Autonomous vehicles can improve the safety and efficiency of transportation systems. Autonomous automobiles, for example, may use microprocessors and sensors to make routing and maneuvering decisions. As a result, in many cases these vehicles can react more quickly and accurately to events and changing conditions than a human driver. Thus, autonomous vehicles can travel closer together and at higher speeds, which may provide benefits such as reducing congestion.
Unlike human drivers, autonomous vehicles may not give many of the visual or auditory cues that passengers are accustomed to being provided with while traveling in a vehicle. For example, a human driver may tell their passengers they are going to take a different route due to traffic caused by a car wreck ahead. Additionally, human drivers provide various physical cues as to routing and maneuvering decisions, such as changing the angle of their gaze when turning, or moving their arms to begin to rotate the steering wheel for a turn.

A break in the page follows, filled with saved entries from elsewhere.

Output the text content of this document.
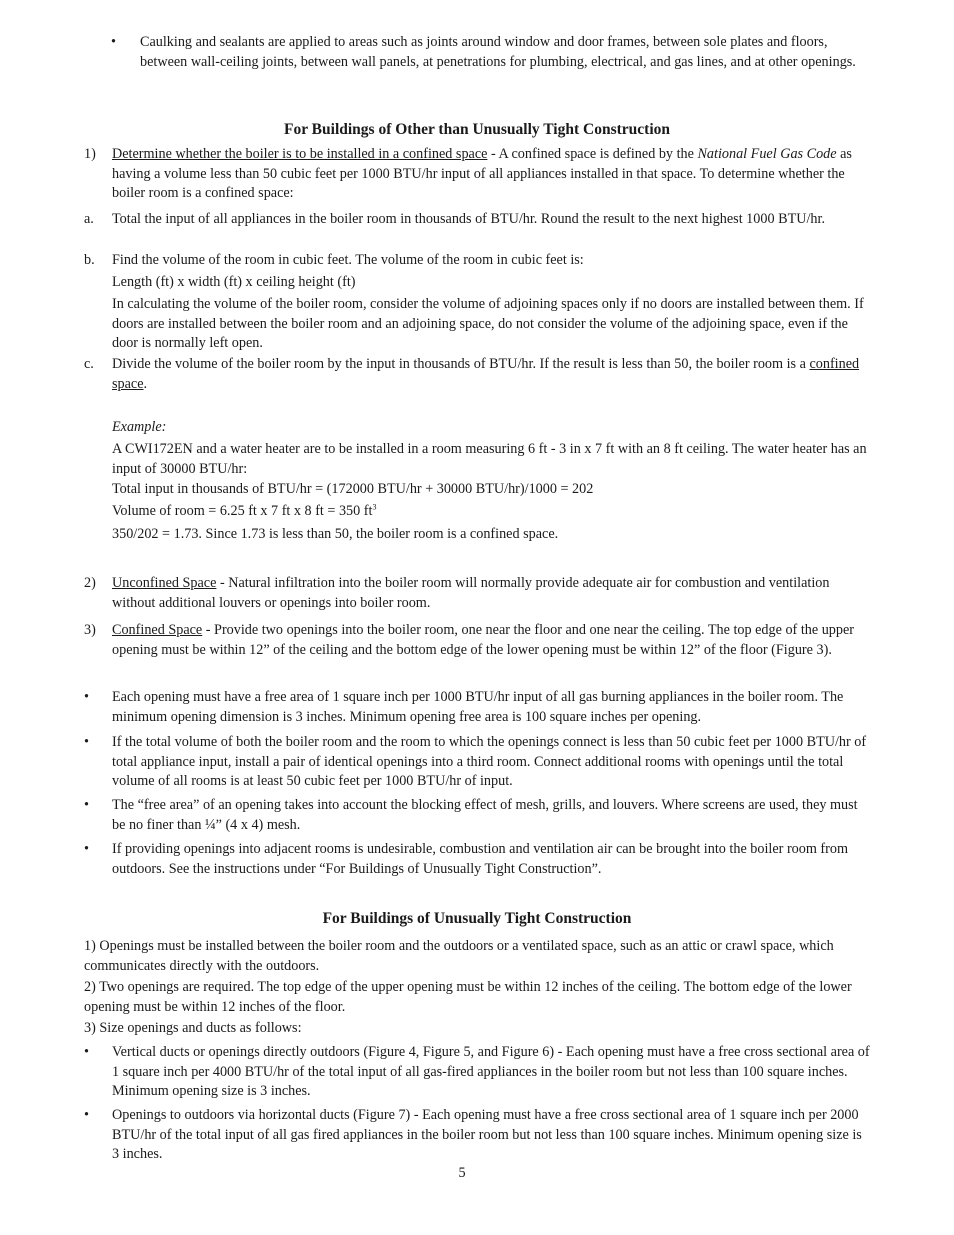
• Caulking and sealants are applied to areas such as joints around window and door frames, between sole plates and floors, between wall-ceiling joints, between wall panels, at penetrations for plumbing, electrical, and gas lines, and at other openings.

For Buildings of Other than Unusually Tight Construction
1) Determine whether the boiler is to be installed in a confined space - A confined space is defined by the National Fuel Gas Code as having a volume less than 50 cubic feet per 1000 BTU/hr input of all appliances installed in that space. To determine whether the boiler room is a confined space:

a. Total the input of all appliances in the boiler room in thousands of BTU/hr. Round the result to the next highest 1000 BTU/hr.

b. Find the volume of the room in cubic feet. The volume of the room in cubic feet is:

Length (ft) x width (ft) x ceiling height (ft)

In calculating the volume of the boiler room, consider the volume of adjoining spaces only if no doors are installed between them. If doors are installed between the boiler room and an adjoining space, do not consider the volume of the adjoining space, even if the door is normally left open.

c. Divide the volume of the boiler room by the input in thousands of BTU/hr. If the result is less than 50, the boiler room is a confined space.

Example:

A CWI172EN and a water heater are to be installed in a room measuring 6 ft - 3 in x 7 ft with an 8 ft ceiling. The water heater has an input of 30000 BTU/hr:

Total input in thousands of BTU/hr = (172000 BTU/hr + 30000 BTU/hr)/1000 = 202

Volume of room = 6.25 ft x 7 ft x 8 ft = 350 $ft^3$

350/202 = 1.73. Since 1.73 is less than 50, the boiler room is a confined space.

2) Unconfined Space - Natural infiltration into the boiler room will normally provide adequate air for combustion and ventilation without additional louvers or openings into boiler room.

3) Confined Space - Provide two openings into the boiler room, one near the floor and one near the ceiling. The top edge of the upper opening must be within 12” of the ceiling and the bottom edge of the lower opening must be within 12” of the floor (Figure 3).

• Each opening must have a free area of 1 square inch per 1000 BTU/hr input of all gas burning appliances in the boiler room. The minimum opening dimension is 3 inches. Minimum opening free area is 100 square inches per opening.

• If the total volume of both the boiler room and the room to which the openings connect is less than 50 cubic feet per 1000 BTU/hr of total appliance input, install a pair of identical openings into a third room. Connect additional rooms with openings until the total volume of all rooms is at least 50 cubic feet per 1000 BTU/hr of input.

• The “free area” of an opening takes into account the blocking effect of mesh, grills, and louvers. Where screens are used, they must be no finer than ¼” (4 x 4) mesh.

• If providing openings into adjacent rooms is undesirable, combustion and ventilation air can be brought into the boiler room from outdoors. See the instructions under “For Buildings of Unusually Tight Construction”.

For Buildings of Unusually Tight Construction

1) Openings must be installed between the boiler room and the outdoors or a ventilated space, such as an attic or crawl space, which communicates directly with the outdoors.

2) Two openings are required. The top edge of the upper opening must be within 12 inches of the ceiling. The bottom edge of the lower opening must be within 12 inches of the floor.

3) Size openings and ducts as follows:

• Vertical ducts or openings directly outdoors (Figure 4, Figure 5, and Figure 6) - Each opening must have a free cross sectional area of 1 square inch per 4000 BTU/hr of the total input of all gas-fired appliances in the boiler room but not less than 100 square inches. Minimum opening size is 3 inches.

• Openings to outdoors via horizontal ducts (Figure 7) - Each opening must have a free cross sectional area of 1 square inch per 2000 BTU/hr of the total input of all gas fired appliances in the boiler room but not less than 100 square inches. Minimum opening size is 3 inches.

5
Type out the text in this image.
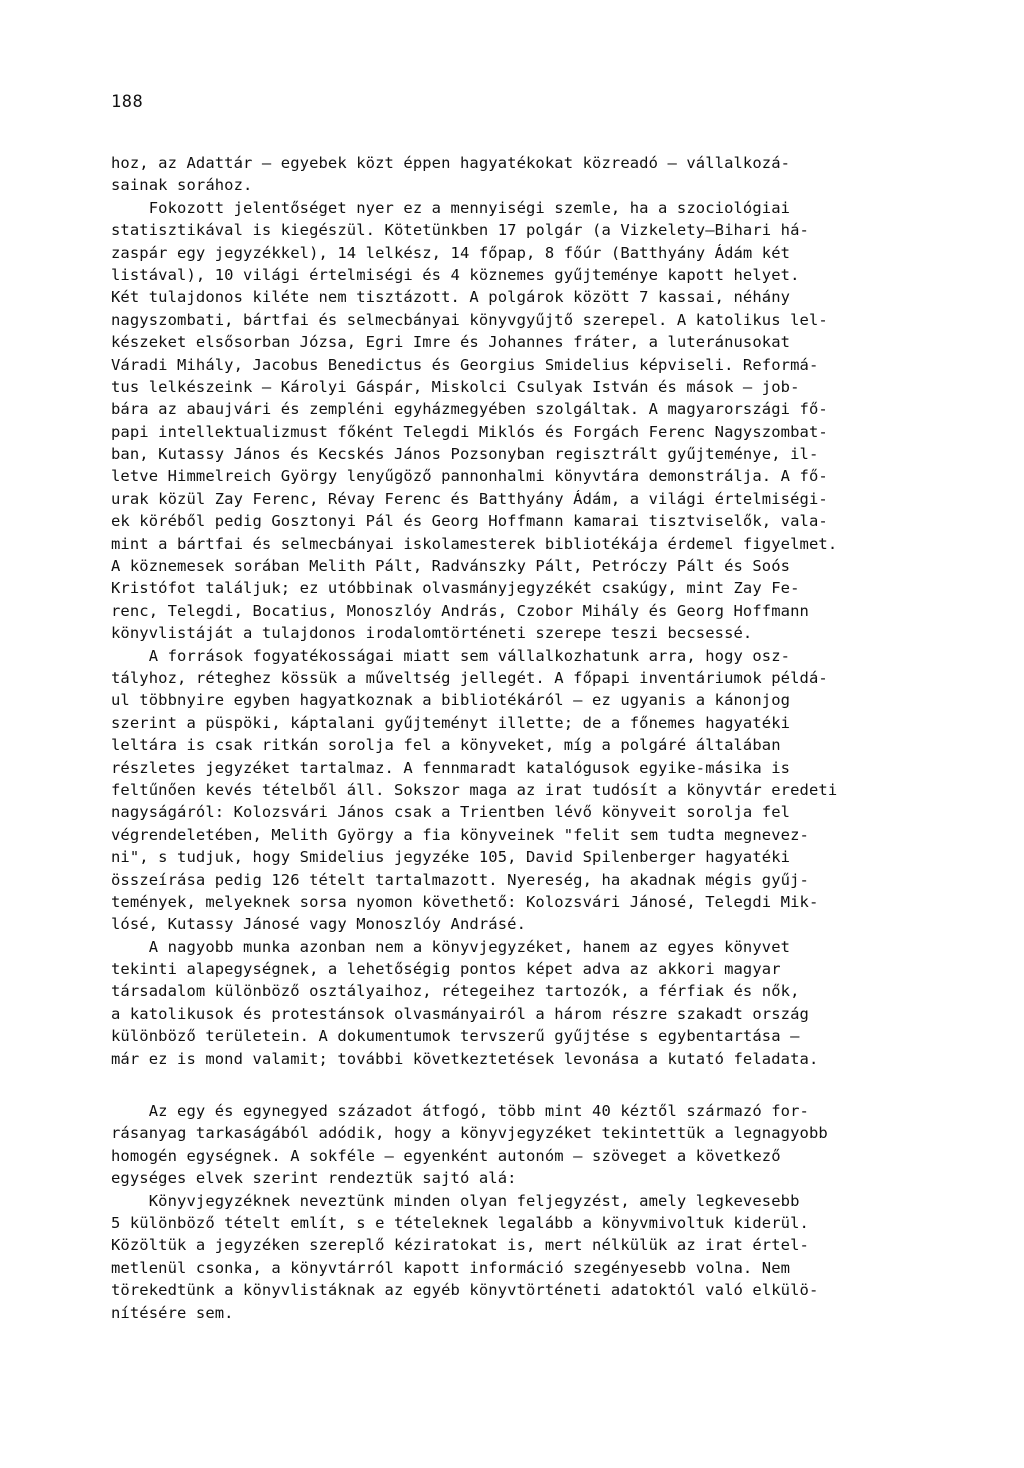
188
hoz, az Adattár — egyebek közt éppen hagyatékokat közreadó — vállalkozá-
sainak sorához.
Fokozott jelentőséget nyer ez a mennyiségi szemle, ha a szociológiai
statisztikával is kiegészül. Kötetünkben 17 polgár (a Vizkelety—Bihari há-
zaspár egy jegyzékkel), 14 lelkész, 14 főpap, 8 főúr (Batthyány Ádám két
listával), 10 világi értelmiségi és 4 köznemes gyűjteménye kapott helyet.
Két tulajdonos kiléte nem tisztázott. A polgárok között 7 kassai, néhány
nagyszombati, bártfai és selmecbányai könyvgyűjtő szerepel. A katolikus lel-
készeket elsősorban Józsa, Egri Imre és Johannes fráter, a luteránusokat
Váradi Mihály, Jacobus Benedictus és Georgius Smidelius képviseli. Reformá-
tus lelkészeink — Károlyi Gáspár, Miskolci Csulyak István és mások — job-
bára az abaujvári és zempléni egyházmegyében szolgáltak. A magyarországi fő-
papi intellektualizmust főként Telegdi Miklós és Forgách Ferenc Nagyszombat-
ban, Kutassy János és Kecskés János Pozsonyban regisztrált gyűjteménye, il-
letve Himmelreich György lenyűgöző pannonhalmi könyvtára demonstrálja. A fő-
urak közül Zay Ferenc, Révay Ferenc és Batthyány Ádám, a világi értelmiségi-
ek köréből pedig Gosztonyi Pál és Georg Hoffmann kamarai tisztviselők, vala-
mint a bártfai és selmecbányai iskolamesterek bibliotékája érdemel figyelmet.
A köznemesek sorában Melith Pált, Radvánszky Pált, Petróczy Pált és Soós
Kristófot találjuk; ez utóbbinak olvasmányjegyzékét csakúgy, mint Zay Fe-
renc, Telegdi, Bocatius, Monoszlóy András, Czobor Mihály és Georg Hoffmann
könyvlistáját a tulajdonos irodalomtörténeti szerepe teszi becsessé.
A források fogyatékosságai miatt sem vállalkozhatunk arra, hogy osz-
tályhoz, réteghez kössük a műveltség jellegét. A főpapi inventáriumok példá-
ul többnyire egyben hagyatkoznak a bibliotékáról — ez ugyanis a kánonjog
szerint a püspöki, káptalani gyűjteményt illette; de a főnemes hagyatéki
leltára is csak ritkán sorolja fel a könyveket, míg a polgáré általában
részletes jegyzéket tartalmaz. A fennmaradt katalógusok egyike-másika is
feltűnően kevés tételből áll. Sokszor maga az irat tudósít a könyvtár eredeti
nagyságáról: Kolozsvári János csak a Trientben lévő könyveit sorolja fel
végrendeletében, Melith György a fia könyveinek "felit sem tudta megnevez-
ni", s tudjuk, hogy Smidelius jegyzéke 105, David Spilenberger hagyatéki
összeírása pedig 126 tételt tartalmazott. Nyereség, ha akadnak mégis gyűj-
temények, melyeknek sorsa nyomon követhető: Kolozsvári Jánosé, Telegdi Mik-
lósé, Kutassy Jánosé vagy Monoszlóy Andrásé.
A nagyobb munka azonban nem a könyvjegyzéket, hanem az egyes könyvet
tekinti alapegységnek, a lehetőségig pontos képet adva az akkori magyar
társadalom különböző osztályaihoz, rétegeihez tartozók, a férfiak és nők,
a katolikusok és protestánsok olvasmányairól a három részre szakadt ország
különböző területein. A dokumentumok tervszerű gyűjtése s egybentartása —
már ez is mond valamit; további következtetések levonása a kutató feladata.
Az egy és egynegyed századot átfogó, több mint 40 kéztől származó for-
rásanyag tarkaságából adódik, hogy a könyvjegyzéket tekintettük a legnagyobb
homogén egységnek. A sokféle — egyenként autonóm — szöveget a következő
egységes elvek szerint rendeztük sajtó alá:
Könyvjegyzéknek neveztünk minden olyan feljegyzést, amely legkevesebb
5 különböző tételt említ, s e tételeknek legalább a könyvmivoltuk kiderül.
Közöltük a jegyzéken szereplő kéziratokat is, mert nélkülük az irat értel-
metlenül csonka, a könyvtárról kapott információ szegényesebb volna. Nem
törekedtünk a könyvlistáknak az egyéb könyvtörténeti adatoktól való elkülö-
nítésére sem.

While autonomous vehicles continue to become more prevalent, they have yet to become commonplace. Many people have not experienced travel in an autonomous vehicle and do not trust or understand decisions made by autonomous vehicles, especially in the absence of visual or auditory cues for routing and maneuvering decisions with which human passengers are accustomed. The lack of trust and comfortability that many human passengers have for autonomous vehicles results in reluctance by many humans to adopt autonomous vehicle transportation.